O presidente Luiz Inácio Lula da Silva sancionou a Lei nº 15.472/2026, que altera o Estatuto da Advocacia e da Ordem dos Advogados do Brasil (OAB) para reconhecer expressamente a natureza alimentar dos honorários advocatícios. A norma entrou em vigor na data de sua publicação e reforça o tratamento privilegiado desses créditos em processos de cobrança e concursos de credores.

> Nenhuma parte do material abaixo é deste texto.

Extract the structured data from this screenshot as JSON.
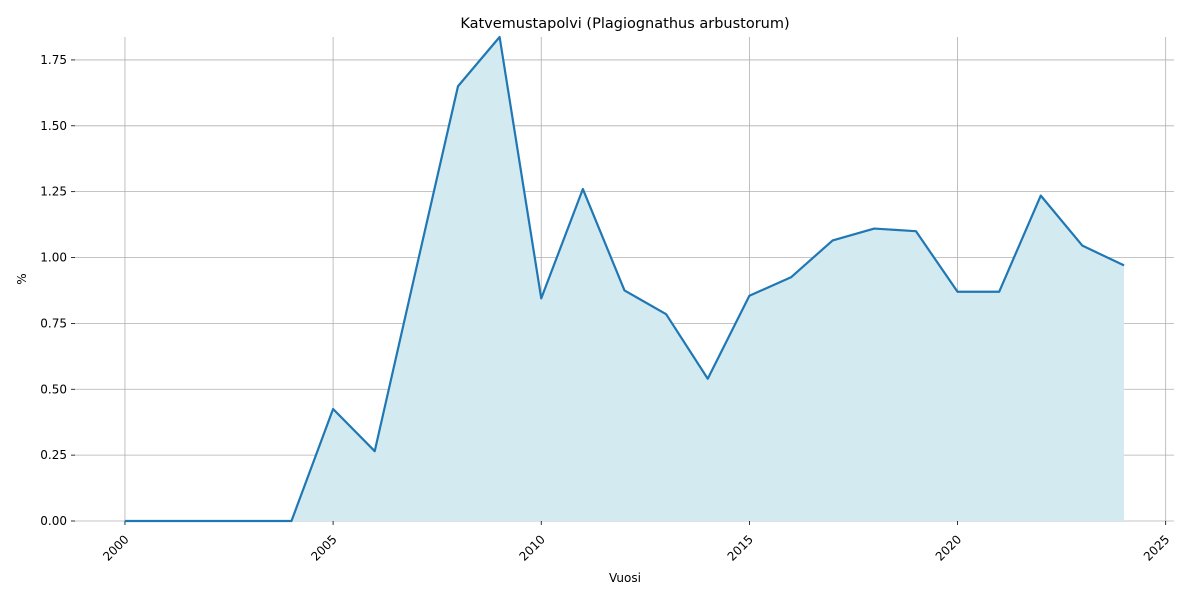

A principal inovação da lei é a inclusão do § 9º no artigo 22 da Lei nº 8.906/1994 (Estatuto da Advocacia), estabelecendo que os honorários decorrentes da prestação de serviços profissionais constituem direito dos advogados inscritos na OAB, possuem natureza alimentar e gozam dos mesmos privilégios conferidos aos créditos oriundos da legislação trabalhista.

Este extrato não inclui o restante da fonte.